Things get more ridiculous when Peeta is rescued and of course, he’s been brainwashed to want to murder Katniss. This is Collins’ heavy-handed attempt to make the reader feel for Katniss, perhaps because she’s realized her heroine is indecisive, naive and has the personality of paste. All it made me do was feel for Peeta, who is luckily brought around to his old self.
The one bright shining development for Katniss is her finally understanding what a cold, manipulative person she is, via overhearing an exchange between Peeta and Gale as to who she’ll choose to be with. Between their agreeing that her choice will be based on who can keep her alive – not who has her love – and Peeta calling her out for being a cold bitch for her actions post-Games, it’s satisfying for her to feel bad for her behaviour.
Plot-wise, Collins is as predictable as ever, and just spends her time slaughtering as many characters as possible in order to wring sympathy for Katniss from us. I’m wagering she believes she’s depicting the travesties and agonies of war, but it all comes off as overkill, particularly when she constantly “fades to black” mid-action and then quickly recaps the rest in the next chapter. Things conveniently work out to ensure maximum bloodshed and as, usual, everyone just loves Katniss and wants to protect her. Leading 8 people to certain death by lying about a mission? These honey badgers don’t care, and it’s a good thing, since most of them die before Katniss ultimately fails anyway. Absolutely nothing surprised me, plot-wise: it was the pessimism show, with non-stop dreary events and unhappy endings, couched in more blind devotion to protecting precious Katniss-Sue.

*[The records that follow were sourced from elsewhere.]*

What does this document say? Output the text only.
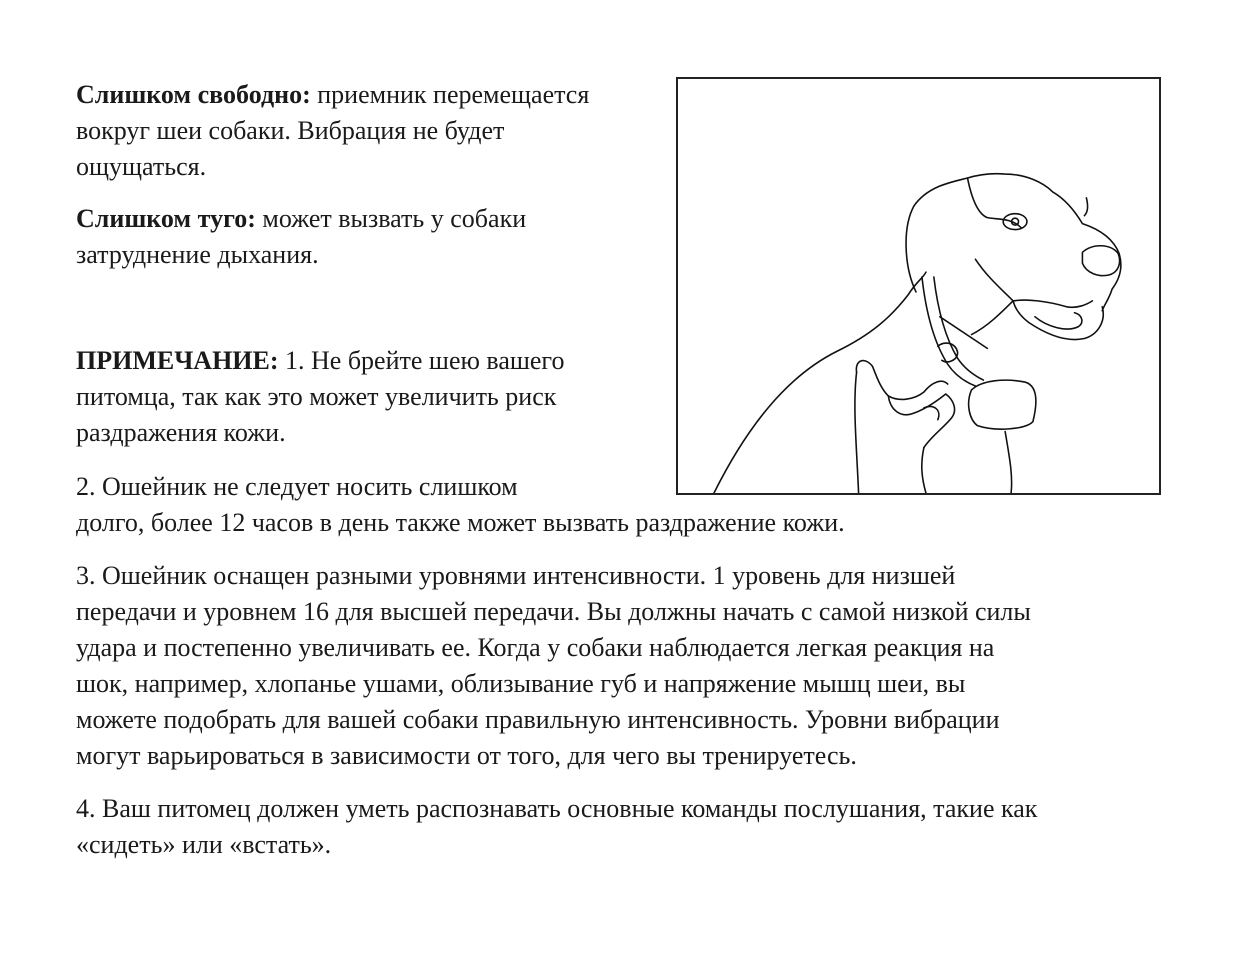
Слишком свободно: приемник перемещается
вокруг шеи собаки. Вибрация не будет
ощущаться.
Слишком туго: может вызвать у собаки
затруднение дыхания.
ПРИМЕЧАНИЕ: 1. Не брейте шею вашего
питомца, так как это может увеличить риск
раздражения кожи.
2. Ошейник не следует носить слишком
долго, более 12 часов в день также может вызвать раздражение кожи.
3. Ошейник оснащен разными уровнями интенсивности. 1 уровень для низшей
передачи и уровнем 16 для высшей передачи. Вы должны начать с самой низкой силы
удара и постепенно увеличивать ее. Когда у собаки наблюдается легкая реакция на
шок, например, хлопанье ушами, облизывание губ и напряжение мышц шеи, вы
можете подобрать для вашей собаки правильную интенсивность. Уровни вибрации
могут варьироваться в зависимости от того, для чего вы тренируетесь.
4. Ваш питомец должен уметь распознавать основные команды послушания, такие как
«сидеть» или «встать».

In fact, Katniss never has to make a decision on its own merits; she is always driven to one choice by default. She can’t allow Peeta to die after saving her ass several times and breaking his heart, so she must choose to be the Mockingjay. She really should know better than to help Coin seize power; that’s okay, she finds out Coin has royally betrayed her and killed her loved ones, the only thing that seems to trigger a human response from her – a move that requires massive suspension of disbelief when the key casualty is revealed. Pick between the two evil Presidents? Don’t bother; both will magically die. Murderer? No matter; some doctor will lie for you and get you off the hook. As for her love life? Gale turns cold, betrays her along with Coin, and Peeta is the only one who sticks around, anyway.
Speaking of her ending, it is the most rushed affair ever. Collins literally ran out of pages and rammed everything in quickly. The so-called epilogue is the coldest thing ever, as children are merely referred to as “the boy and girl”. Did you run out of cute names? How about Moughin and Kupkayke?
In the end, my gut instinct? Collins blew her wad in Catching Fire and frankly, aside from the death of the Capitol, didn’t have the faintest clue of what she was doing with Mockingjay. Weak, choppy plot, poor character development and deus ex machina out the wazoo sums up this final installment.